Implement DRM overlay composition

This allows overlays to work on drivers that only have one usable
overlay plane and when we are using the primary plane (which often
must be exactly CRTC-sized) to overlay on top of a video underlay.
This commit is contained in:
Cameron Gutman
2026-01-10 23:40:12 -06:00
parent a58d3cfe39
commit 7643cc929e
2 changed files with 263 additions and 83 deletions

View File

@@ -148,6 +148,7 @@ DrmRenderer::DrmRenderer(AVHWDeviceType hwDeviceType, IFFmpegRenderer *backendRe
m_MustCloseDrmFd(false),
m_SupportsDirectRendering(false),
m_VideoFormat(0),
m_OverlayCompositionSurface(nullptr),
m_OverlayRects{},
m_Version(nullptr),
m_HdrOutputMetadataBlobId(0),
@@ -163,6 +164,12 @@ DrmRenderer::DrmRenderer(AVHWDeviceType hwDeviceType, IFFmpegRenderer *backendRe
DrmRenderer::~DrmRenderer()
{
// If we have a composition surface, unmap it before disabling planes
if (m_OverlayCompositionSurface) {
munmap(m_OverlayCompositionSurface->pixels, (uintptr_t)m_OverlayCompositionSurface->userdata);
SDL_FreeSurface(m_OverlayCompositionSurface);
}
if (m_DrmStateModified) {
// Ensure we're out of HDR mode
setHdrMode(false);
@@ -413,6 +420,12 @@ void DrmRenderer::prepareToRender()

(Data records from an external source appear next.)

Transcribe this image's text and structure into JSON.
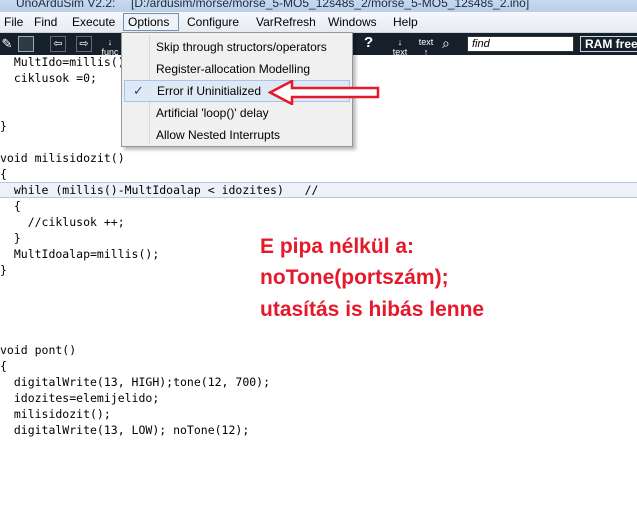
{
  "window": {
    "app_title": "UnoArduSim V2.2:",
    "path": "[D:/ardusim/morse/morse_5-MO5_12s48s_2/morse_5-MO5_12s48s_2.ino]"
  },
  "menubar": {
    "items": [
      "File",
      "Find",
      "Execute",
      "Options",
      "Configure",
      "VarRefresh",
      "Windows",
      "Help"
    ],
    "open_item": "Options"
  },
  "toolbar": {
    "func_label": "func",
    "text_label_1": "text",
    "text_label_2": "text",
    "help_symbol": "?",
    "find_placeholder": "find",
    "ram_label": "RAM free"
  },
  "options_menu": {
    "items": [
      {
        "label": "Skip through structors/operators",
        "checked": false
      },
      {
        "label": "Register-allocation Modelling",
        "checked": false
      },
      {
        "label": "Error if Uninitialized",
        "checked": true
      },
      {
        "label": "Artificial 'loop()' delay",
        "checked": false
      },
      {
        "label": "Allow Nested Interrupts",
        "checked": false
      }
    ],
    "check_symbol": "✓"
  },
  "code_lines": [
    "  MultIdo=millis();",
    "  ciklusok =0;",
    "",
    "",
    "}",
    "",
    "void milisidozit()",
    "{",
    "  while (millis()-MultIdoalap < idozites)   //",
    "  {",
    "    //ciklusok ++;",
    "  }",
    "  MultIdoalap=millis();",
    "}",
    "",
    "",
    "",
    "",
    "void pont()",
    "{",
    "  digitalWrite(13, HIGH);tone(12, 700);",
    "  idozites=elemijelido;",
    "  milisidozit();",
    "  digitalWrite(13, LOW); noTone(12);"
  ],
  "annotation": {
    "lines": [
      "E pipa nélkül a:",
      "noTone(portszám);",
      "utasítás is hibás lenne"
    ],
    "color": "#e5192b"
  }
}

m_PropSetter.disablePlane(plane.second);
}
// Enter overlay composition mode if we don't have enough planes to display all the
// possible overlays we might need, but we have at least one available
if (m_OverlayPlanes[0].isValid() && !m_OverlayPlanes[Overlay::OverlayMax - 1].isValid()) {
enterOverlayCompositionMode();
}
m_PropSetter.apply();
// We've now changed state that must be restored
@@ -876,9 +889,13 @@ bool DrmRenderer::initialize(PDECODER_PARAMETERS params)

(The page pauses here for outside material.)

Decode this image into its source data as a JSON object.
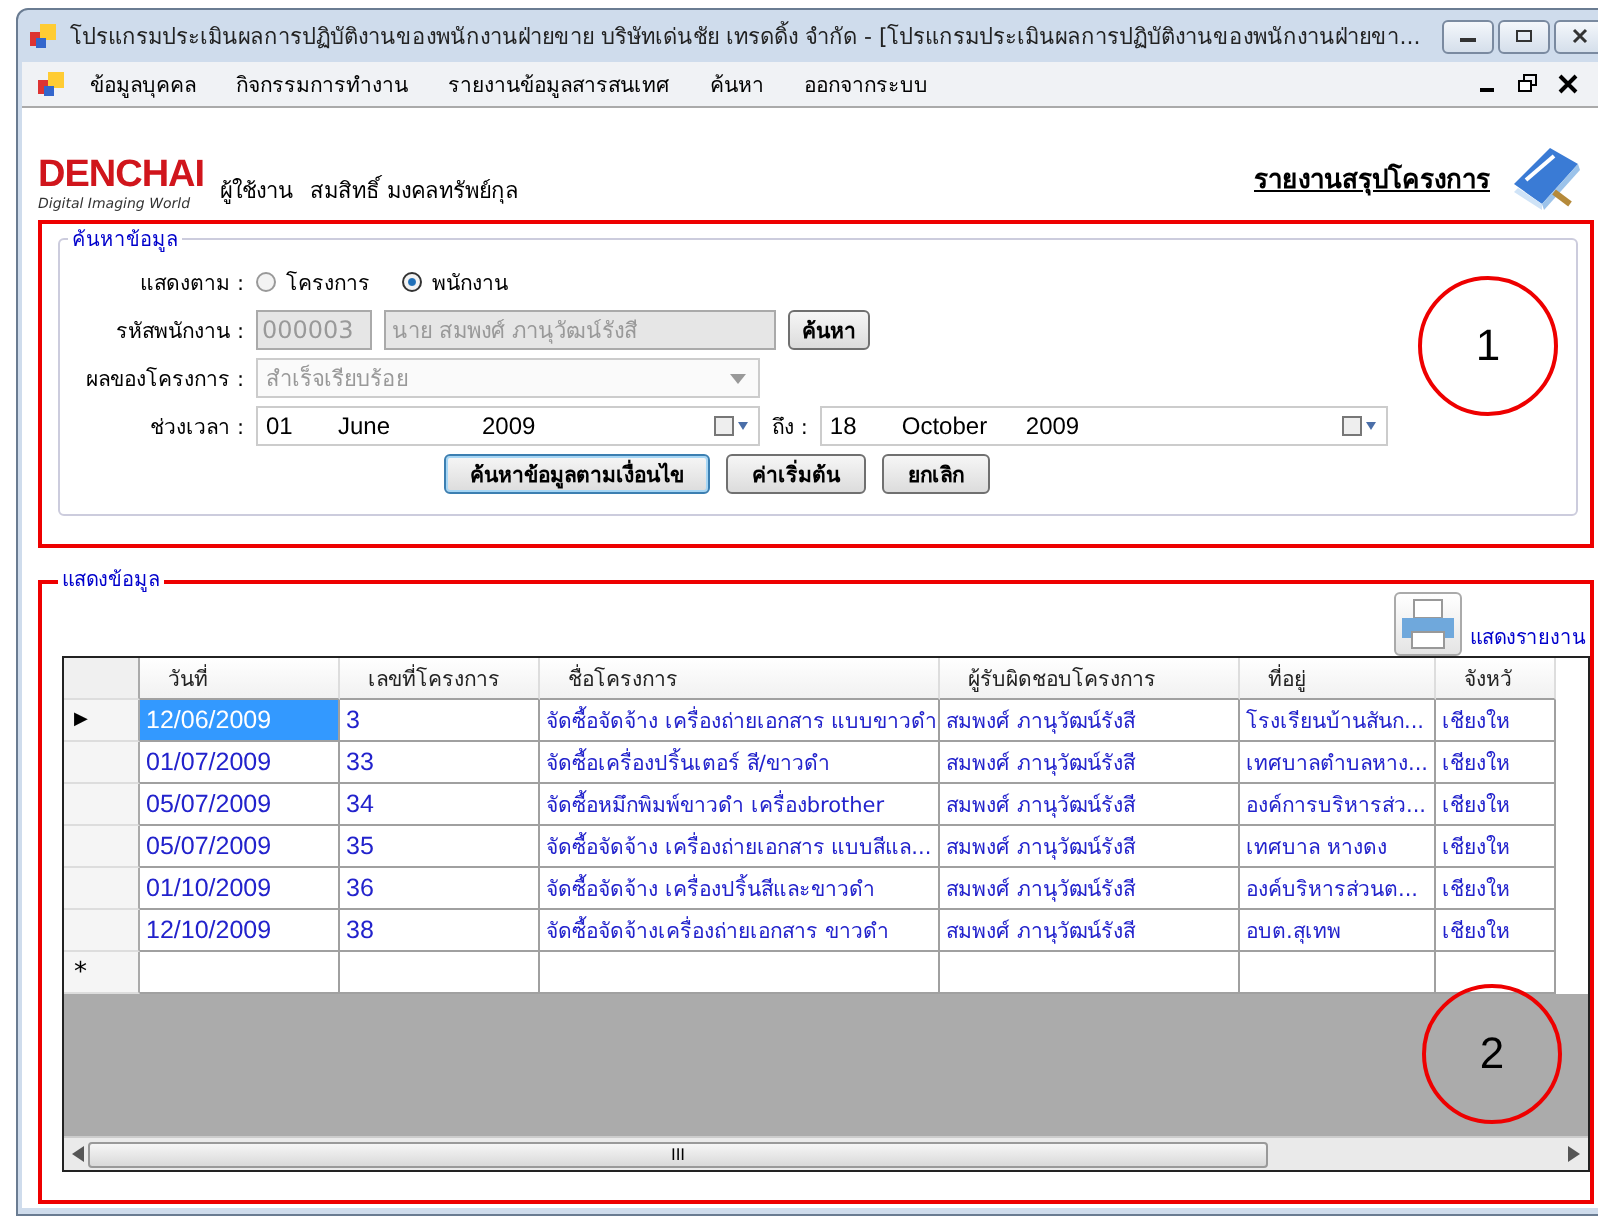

SDL_LogWarn(SDL_LOG_CATEGORY_APPLICATION,
"Overlays require DRM atomic support");
}
else if (overlayIndex == 0) {
SDL_LogWarn(SDL_LOG_CATEGORY_APPLICATION,
"Unable to find any suitable overlay planes");
}
else if (overlayIndex < Overlay::OverlayMax) {
SDL_LogWarn(SDL_LOG_CATEGORY_APPLICATION,
"Unable to find suitable overlay planes (%d of %d found)",
"Using overlay composition (%d of %d found)",
overlayIndex,
Overlay::OverlayMax);
}
@@ -1150,33 +1167,8 @@ bool DrmRenderer::mapSoftwareFrame(AVFrame *frame, AVDRMFrameDescriptor *mappedF
}
// Map the dumb buffer if needed
if (!drmFrame->mapping) {
struct drm_mode_map_dumb mapBuf = {};
mapBuf.handle = drmFrame->handle;
int err = drmIoctl(m_DrmFd, DRM_IOCTL_MODE_MAP_DUMB, &mapBuf);
if (err < 0) {
SDL_LogError(SDL_LOG_CATEGORY_APPLICATION,
"DRM_IOCTL_MODE_MAP_DUMB failed: %d",
errno);
goto Exit;
}
// Raspberry Pi on kernel 6.1 defaults to an aarch64 kernel with a 32-bit userspace (and off_t).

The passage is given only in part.